Of those 4.7 million, at least half involve children younger than 12 years old.
Less than a month ago, Weoka resident Patricia Boddie appeared before the commission to ask it to adopt the state leash law.
The commission then set a date for it to convene a public hearing to garner more input from the public.
“I feel like there needs to be more public input from our county residents before this commission acts,” Commission Chairman David Bowen said.
The commission set the public hearing for 5 p.m. March 24 in the courtroom of the Old Elmore County Courthouse in downtown Wetumpka.
Bowen said it is a sad coincidence that the hearing was set so close to the recent dog attack in East Tallassee.
“It’s a tragic event that has occurred in Tallassee, and certainly my heart goes out to the girl’s family,” Bowen said.
Trey Taylor, who represents all of Tallassee within the Elmore County lines, said he is hopeful there will be a good turnout at the public hearing.
“This is a two-sided coin, and that’s why I want to hear from as many people as possible,” Taylor said.
Taylor remembered the last public hearing held before the commission in which a large number of Slap­out residents were armed with petitions asking the commission not to allow a restaurant across the street from Cains Chapel United Methodist Church to serve alcohol.
“Those folks came with hundreds of signatures in opposition of the proposed retail liquor license for the restaurant. You couldn’t help but to listen to them,” Taylor said. “I hope we have that spirited of a turnout (March 24).”
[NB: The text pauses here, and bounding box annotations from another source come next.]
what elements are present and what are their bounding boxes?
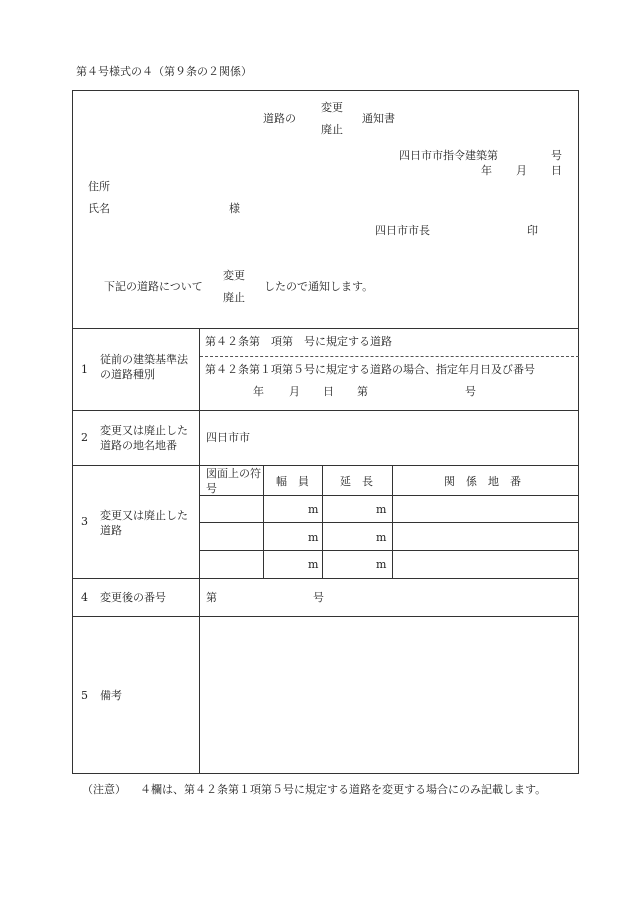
row1-dai: 第 [357, 385, 368, 398]
divider-header [72, 328, 579, 329]
row4-label: 変更後の番号 [100, 591, 166, 604]
row1-number: 1 [81, 363, 88, 376]
row4-dai: 第 [206, 591, 217, 604]
divider-row3 [72, 578, 579, 579]
body-prefix: 下記の道路について [104, 280, 203, 293]
row4-number: 4 [81, 591, 88, 604]
row2-number: 2 [81, 431, 88, 444]
address-label: 住所 [88, 180, 110, 193]
row1-label: 従前の建築基準法の道路種別 [100, 353, 188, 381]
road-table-header-width: 幅 員 [276, 475, 309, 488]
road-row1-length-unit: m [376, 503, 387, 516]
body-abolish: 廃止 [223, 291, 245, 304]
name-label: 氏名 [88, 202, 110, 215]
road-row1-width-unit: m [308, 503, 319, 516]
divider-row1 [72, 410, 579, 411]
seal-label: 印 [527, 224, 538, 237]
road-row2-width-unit: m [308, 531, 319, 544]
title-change: 変更 [321, 101, 343, 114]
road-table-header-length: 延 長 [340, 475, 373, 488]
honorific: 様 [229, 202, 240, 215]
title-road-of: 道路の [263, 112, 296, 125]
row1-day: 日 [323, 385, 334, 398]
mayor-label: 四日市市長 [375, 224, 430, 237]
road-table-col-2 [322, 465, 323, 578]
date-day: 日 [551, 164, 562, 177]
form-title: 第４号様式の４（第９条の２関係） [76, 65, 252, 78]
road-row3-length-unit: m [376, 558, 387, 571]
road-table-line-2 [199, 550, 579, 551]
note-label: （注意） [82, 783, 126, 796]
title-notice: 通知書 [362, 112, 395, 125]
divider-row4 [72, 616, 579, 617]
date-month: 月 [516, 164, 527, 177]
road-table-header-symbol: 図面上の符号 [206, 467, 261, 495]
road-table-line-1 [199, 522, 579, 523]
road-row3-width-unit: m [308, 558, 319, 571]
divider-row2 [72, 465, 579, 466]
issuer-number-prefix: 四日市市指令建築第 [399, 149, 498, 162]
row1-go: 号 [465, 385, 476, 398]
row1-month: 月 [289, 385, 300, 398]
road-row2-length-unit: m [376, 531, 387, 544]
row1-line1: 第４２条第 項第 号に規定する道路 [205, 335, 392, 348]
row1-line2: 第４２条第１項第５号に規定する道路の場合、指定年月日及び番号 [205, 363, 535, 376]
issuer-number-suffix: 号 [551, 149, 562, 162]
road-table-header-lots: 関 係 地 番 [444, 475, 521, 488]
body-suffix: したので通知します。 [264, 280, 374, 293]
row3-label: 変更又は廃止した道路 [100, 509, 188, 537]
row5-number: 5 [81, 689, 88, 702]
row4-go: 号 [313, 591, 324, 604]
road-table-col-1 [263, 465, 264, 578]
note-text: ４欄は、第４２条第１項第５号に規定する道路を変更する場合にのみ記載します。 [140, 783, 547, 796]
row1-dashed-divider [200, 356, 579, 357]
label-column-divider [199, 328, 200, 774]
row3-number: 3 [81, 515, 88, 528]
road-table-col-3 [392, 465, 393, 578]
row2-label: 変更又は廃止した道路の地名地番 [100, 424, 188, 452]
title-abolish: 廃止 [321, 123, 343, 136]
body-change: 変更 [223, 269, 245, 282]
row5-label: 備考 [100, 689, 122, 702]
row2-value: 四日市市 [206, 431, 250, 444]
row1-year: 年 [253, 385, 264, 398]
date-year: 年 [481, 164, 492, 177]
Taylor as well expressed his condolences to the family of the 4-year-old girl who was killed from the dog attack last week.
“It is a terrible tragedy,” he said. “And I still feel the people should decide if there needs to be a leash law throughout the county.”
According to the Code of Alabama 3-1-5, it requires “every person owning or having in charge any dog or dogs shall at all times confine such dog or dogs to the limits of his own premises or the premises on which such dog or dogs is or are regularly kept.”
The law stipulates if anyone violates the section then they will be subject to a fine no more than $50.
But for the law to be effective in the county and outside of municipalities which don’t already have leash laws, it must be adopted by the commission.
And then the question comes of how the law will be enforced.
At present there is one animal control officer within the county to cover more than 600 square miles.
“As far as I’m concerned, the owner of that dog is responsible for the actions of that dog,” Taylor added. “So even if a leash law is passed there are more questions to ask, like what will the fines be and will one officer be enough to work the county?”